To this they assented, without reserve, and the sheriff announced to them that the king, in his great mercy, had determined to spare their lives. A full pardon, however, was not given; and Lords Cobham and Grey were destined to endure a long and painful imprisonment, terminated in the case of the first by his escape being connived at, and he himself allowed to drag out a few years in the most abject poverty and misery, till a wretched death, hastened by actual want, filth, and wretchedness, terminated the sorrows of a man who not long before had been one of the most wealthy peers of the realm. The proud and eager spirit of Lord Grey brought his career to an earlier close; and that most common of all diseases, which has obtained--why or wherefore I know not--the name of a broken heart, terminated his sufferings a few years after. Markham and several of the inferior conspirators were banished from the realm; and of one of them, at least, we shall have to speak hereafter. Raleigh, as all the world knows, was suffered to languish in prison for many years, with a capital sentence hanging over his head, and destined in the end to be one of the most illustrious victims to the tyranny and injustice of a base and low-minded king.

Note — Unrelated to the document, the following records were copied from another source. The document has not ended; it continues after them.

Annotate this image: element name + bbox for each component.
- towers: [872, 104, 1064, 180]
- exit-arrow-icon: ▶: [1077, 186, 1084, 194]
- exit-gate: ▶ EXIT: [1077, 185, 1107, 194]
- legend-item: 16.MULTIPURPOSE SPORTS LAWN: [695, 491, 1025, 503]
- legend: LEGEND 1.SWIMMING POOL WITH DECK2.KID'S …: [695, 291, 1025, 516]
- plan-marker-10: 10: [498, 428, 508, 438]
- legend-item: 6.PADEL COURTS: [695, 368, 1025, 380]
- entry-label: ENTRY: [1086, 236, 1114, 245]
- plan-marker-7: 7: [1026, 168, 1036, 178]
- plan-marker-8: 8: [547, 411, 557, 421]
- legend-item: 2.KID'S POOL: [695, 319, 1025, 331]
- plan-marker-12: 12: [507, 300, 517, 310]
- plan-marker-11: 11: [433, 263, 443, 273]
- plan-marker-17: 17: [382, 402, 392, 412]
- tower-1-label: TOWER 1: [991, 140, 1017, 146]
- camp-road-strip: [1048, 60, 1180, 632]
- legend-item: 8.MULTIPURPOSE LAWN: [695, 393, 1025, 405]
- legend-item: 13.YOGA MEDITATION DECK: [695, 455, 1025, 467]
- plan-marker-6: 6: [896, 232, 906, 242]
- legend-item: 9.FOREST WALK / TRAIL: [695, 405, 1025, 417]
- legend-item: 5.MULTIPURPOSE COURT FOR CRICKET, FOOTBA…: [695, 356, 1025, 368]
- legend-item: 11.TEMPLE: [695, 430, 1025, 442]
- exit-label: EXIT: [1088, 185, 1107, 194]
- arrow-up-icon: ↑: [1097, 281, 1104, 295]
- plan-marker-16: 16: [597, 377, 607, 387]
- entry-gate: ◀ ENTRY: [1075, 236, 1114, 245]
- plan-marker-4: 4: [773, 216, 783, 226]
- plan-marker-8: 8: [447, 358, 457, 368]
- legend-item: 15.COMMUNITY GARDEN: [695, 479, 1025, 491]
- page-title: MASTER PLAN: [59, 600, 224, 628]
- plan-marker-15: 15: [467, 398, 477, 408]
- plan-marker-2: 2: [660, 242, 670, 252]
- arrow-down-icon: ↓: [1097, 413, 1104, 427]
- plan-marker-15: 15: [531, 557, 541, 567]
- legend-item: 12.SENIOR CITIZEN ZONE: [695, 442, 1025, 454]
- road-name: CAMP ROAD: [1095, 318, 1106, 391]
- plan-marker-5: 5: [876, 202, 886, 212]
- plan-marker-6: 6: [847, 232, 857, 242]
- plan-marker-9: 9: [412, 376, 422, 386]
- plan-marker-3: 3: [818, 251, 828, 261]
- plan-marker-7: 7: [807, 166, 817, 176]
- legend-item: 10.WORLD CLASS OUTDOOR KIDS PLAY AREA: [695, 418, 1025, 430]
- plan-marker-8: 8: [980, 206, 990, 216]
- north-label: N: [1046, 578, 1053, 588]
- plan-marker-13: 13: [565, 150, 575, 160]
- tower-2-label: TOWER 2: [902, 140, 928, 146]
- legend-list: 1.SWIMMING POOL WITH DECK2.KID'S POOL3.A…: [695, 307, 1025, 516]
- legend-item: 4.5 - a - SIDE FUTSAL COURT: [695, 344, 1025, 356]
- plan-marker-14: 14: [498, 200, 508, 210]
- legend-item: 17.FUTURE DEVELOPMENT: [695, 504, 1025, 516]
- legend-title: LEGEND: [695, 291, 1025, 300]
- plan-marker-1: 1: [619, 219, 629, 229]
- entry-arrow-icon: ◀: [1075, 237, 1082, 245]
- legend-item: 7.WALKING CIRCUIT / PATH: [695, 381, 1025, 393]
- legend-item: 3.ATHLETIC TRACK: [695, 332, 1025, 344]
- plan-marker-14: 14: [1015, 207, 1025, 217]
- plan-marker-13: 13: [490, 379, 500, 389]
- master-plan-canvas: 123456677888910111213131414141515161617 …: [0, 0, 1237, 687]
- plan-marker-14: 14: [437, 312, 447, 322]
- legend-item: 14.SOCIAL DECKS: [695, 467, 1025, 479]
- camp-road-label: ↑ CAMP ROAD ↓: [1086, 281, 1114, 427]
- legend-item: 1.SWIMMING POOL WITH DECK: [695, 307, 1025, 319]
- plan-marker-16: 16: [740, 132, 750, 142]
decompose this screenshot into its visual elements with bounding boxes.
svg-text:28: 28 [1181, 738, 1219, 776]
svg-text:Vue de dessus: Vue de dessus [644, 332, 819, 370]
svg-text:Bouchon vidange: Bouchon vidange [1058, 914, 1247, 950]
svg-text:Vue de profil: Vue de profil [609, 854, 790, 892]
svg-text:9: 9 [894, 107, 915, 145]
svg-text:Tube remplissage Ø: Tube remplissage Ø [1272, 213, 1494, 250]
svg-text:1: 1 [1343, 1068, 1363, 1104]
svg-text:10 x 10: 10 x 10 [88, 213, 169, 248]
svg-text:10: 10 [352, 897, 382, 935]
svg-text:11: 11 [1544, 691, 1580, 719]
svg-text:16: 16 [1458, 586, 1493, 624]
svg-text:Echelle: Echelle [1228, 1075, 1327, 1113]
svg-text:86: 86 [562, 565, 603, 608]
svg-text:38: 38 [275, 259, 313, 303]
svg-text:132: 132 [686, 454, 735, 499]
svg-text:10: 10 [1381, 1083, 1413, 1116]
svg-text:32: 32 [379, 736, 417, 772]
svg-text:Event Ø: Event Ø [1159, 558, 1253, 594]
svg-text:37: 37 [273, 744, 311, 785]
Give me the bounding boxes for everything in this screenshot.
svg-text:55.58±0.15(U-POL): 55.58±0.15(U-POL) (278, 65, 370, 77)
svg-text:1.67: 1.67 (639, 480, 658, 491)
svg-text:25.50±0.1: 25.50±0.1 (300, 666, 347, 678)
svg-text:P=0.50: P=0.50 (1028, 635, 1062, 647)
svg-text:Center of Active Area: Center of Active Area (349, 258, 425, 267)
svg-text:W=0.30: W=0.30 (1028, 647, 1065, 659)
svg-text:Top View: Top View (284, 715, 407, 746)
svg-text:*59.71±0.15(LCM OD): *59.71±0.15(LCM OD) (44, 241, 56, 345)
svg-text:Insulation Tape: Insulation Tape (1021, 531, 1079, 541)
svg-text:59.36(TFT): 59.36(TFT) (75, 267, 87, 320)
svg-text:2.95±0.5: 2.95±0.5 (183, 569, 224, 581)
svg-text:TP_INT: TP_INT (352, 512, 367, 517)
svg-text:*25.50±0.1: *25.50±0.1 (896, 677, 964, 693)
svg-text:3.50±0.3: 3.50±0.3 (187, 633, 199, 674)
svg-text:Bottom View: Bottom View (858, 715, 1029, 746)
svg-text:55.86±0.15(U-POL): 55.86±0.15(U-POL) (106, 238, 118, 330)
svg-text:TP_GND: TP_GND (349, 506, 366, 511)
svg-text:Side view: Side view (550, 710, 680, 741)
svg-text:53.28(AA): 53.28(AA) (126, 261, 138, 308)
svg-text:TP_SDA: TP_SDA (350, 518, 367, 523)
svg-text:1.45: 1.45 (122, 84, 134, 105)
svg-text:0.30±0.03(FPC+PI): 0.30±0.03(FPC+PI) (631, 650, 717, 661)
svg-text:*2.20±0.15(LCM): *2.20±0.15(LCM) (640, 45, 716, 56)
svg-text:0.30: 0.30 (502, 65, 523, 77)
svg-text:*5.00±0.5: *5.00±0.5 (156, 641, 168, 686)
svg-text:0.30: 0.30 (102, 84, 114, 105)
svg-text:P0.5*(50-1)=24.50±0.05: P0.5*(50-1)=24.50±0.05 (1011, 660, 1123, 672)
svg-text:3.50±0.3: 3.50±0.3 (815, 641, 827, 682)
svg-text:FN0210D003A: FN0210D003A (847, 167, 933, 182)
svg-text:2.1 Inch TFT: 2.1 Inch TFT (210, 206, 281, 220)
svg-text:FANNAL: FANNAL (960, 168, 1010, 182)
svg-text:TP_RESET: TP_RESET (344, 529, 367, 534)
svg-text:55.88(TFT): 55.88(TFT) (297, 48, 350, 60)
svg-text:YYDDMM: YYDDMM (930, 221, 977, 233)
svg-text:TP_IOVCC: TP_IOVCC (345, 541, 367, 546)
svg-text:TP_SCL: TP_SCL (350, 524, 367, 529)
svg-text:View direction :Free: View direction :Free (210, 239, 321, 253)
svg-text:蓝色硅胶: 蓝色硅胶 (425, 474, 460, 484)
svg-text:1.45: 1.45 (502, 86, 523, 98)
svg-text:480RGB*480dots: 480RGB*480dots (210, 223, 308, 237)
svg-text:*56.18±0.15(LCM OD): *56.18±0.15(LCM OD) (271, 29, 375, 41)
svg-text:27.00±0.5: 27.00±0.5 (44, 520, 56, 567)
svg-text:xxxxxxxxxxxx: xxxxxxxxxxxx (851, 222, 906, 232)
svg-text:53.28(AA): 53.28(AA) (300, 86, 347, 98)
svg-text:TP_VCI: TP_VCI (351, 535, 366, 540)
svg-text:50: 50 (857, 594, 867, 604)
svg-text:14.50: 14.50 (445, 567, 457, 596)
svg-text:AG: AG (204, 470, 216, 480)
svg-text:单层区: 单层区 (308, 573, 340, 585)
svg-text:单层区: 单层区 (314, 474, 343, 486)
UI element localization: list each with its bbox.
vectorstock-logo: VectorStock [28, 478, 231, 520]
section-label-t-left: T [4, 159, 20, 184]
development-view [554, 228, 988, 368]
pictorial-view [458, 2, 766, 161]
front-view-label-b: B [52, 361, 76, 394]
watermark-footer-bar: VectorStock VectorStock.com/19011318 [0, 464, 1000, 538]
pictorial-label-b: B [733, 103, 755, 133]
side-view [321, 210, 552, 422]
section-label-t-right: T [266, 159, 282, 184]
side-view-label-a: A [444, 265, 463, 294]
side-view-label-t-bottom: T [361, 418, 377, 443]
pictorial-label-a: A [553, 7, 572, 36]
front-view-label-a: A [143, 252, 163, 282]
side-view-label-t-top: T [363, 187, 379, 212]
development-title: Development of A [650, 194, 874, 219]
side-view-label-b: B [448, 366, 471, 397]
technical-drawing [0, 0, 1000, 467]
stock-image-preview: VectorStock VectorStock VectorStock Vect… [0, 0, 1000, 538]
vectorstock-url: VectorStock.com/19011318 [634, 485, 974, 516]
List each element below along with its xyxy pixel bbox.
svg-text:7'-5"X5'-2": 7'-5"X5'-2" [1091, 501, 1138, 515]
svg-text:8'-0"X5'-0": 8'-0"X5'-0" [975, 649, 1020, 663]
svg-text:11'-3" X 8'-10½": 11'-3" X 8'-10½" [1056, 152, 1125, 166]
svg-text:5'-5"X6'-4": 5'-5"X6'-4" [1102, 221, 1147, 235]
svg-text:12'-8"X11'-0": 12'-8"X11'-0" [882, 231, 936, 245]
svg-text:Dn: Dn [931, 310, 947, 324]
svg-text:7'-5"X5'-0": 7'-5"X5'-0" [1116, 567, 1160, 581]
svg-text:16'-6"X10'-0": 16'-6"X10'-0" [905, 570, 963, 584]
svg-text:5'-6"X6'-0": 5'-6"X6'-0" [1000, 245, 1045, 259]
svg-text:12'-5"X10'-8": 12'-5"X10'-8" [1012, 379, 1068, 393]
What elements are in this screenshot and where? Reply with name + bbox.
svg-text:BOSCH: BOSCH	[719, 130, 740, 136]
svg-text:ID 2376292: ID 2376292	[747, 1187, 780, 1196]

Thus did James contrive even with mercy to mingle tyranny, to deprive apparent clemency of all real lenity, and to display the pitiful frivolity of his nature in the solemn exercise of his holiest and his highest prerogative. There were not one of those, except Markham, whom he reprieved at Winchester, to whom immediate death would not have been pity, compared with the fate for which he reserved them; and yet the country rang with applause even while the spirit of historic truth stamped the act with the infamous brand it deserves.

[CHAPTER XVI.]

Such, then, as we have seen in the last chapter, was the termination of the conspiracy in which the name of Arabella Stuart was employed by bad men, for their own purposes, without her own will or consent. But what had in the meantime become of that sweet girl herself, whom we left at the inn at St. Neot's, ill in body and in mind. Several days passed before she recovered entirely, and the learned physicians who had been called from Cambridge to attend upon her, asserted that she had undoubtedly partaken of some poisonous substance.

Arabella herself was incredulous, and attributed in her own mind the fit of sickness which had overtaken her, to the care and anxiety which she had previously endured. But the learned doctors assured her that perhaps it might be a fortunate event she had taken this poison, as, under the good management with which she had been treated, it would act as an antidote against the infection of the plague, which in all probability she would otherwise have caught, as the case of Sir Harry West was undoubtedly one of a pestilential character.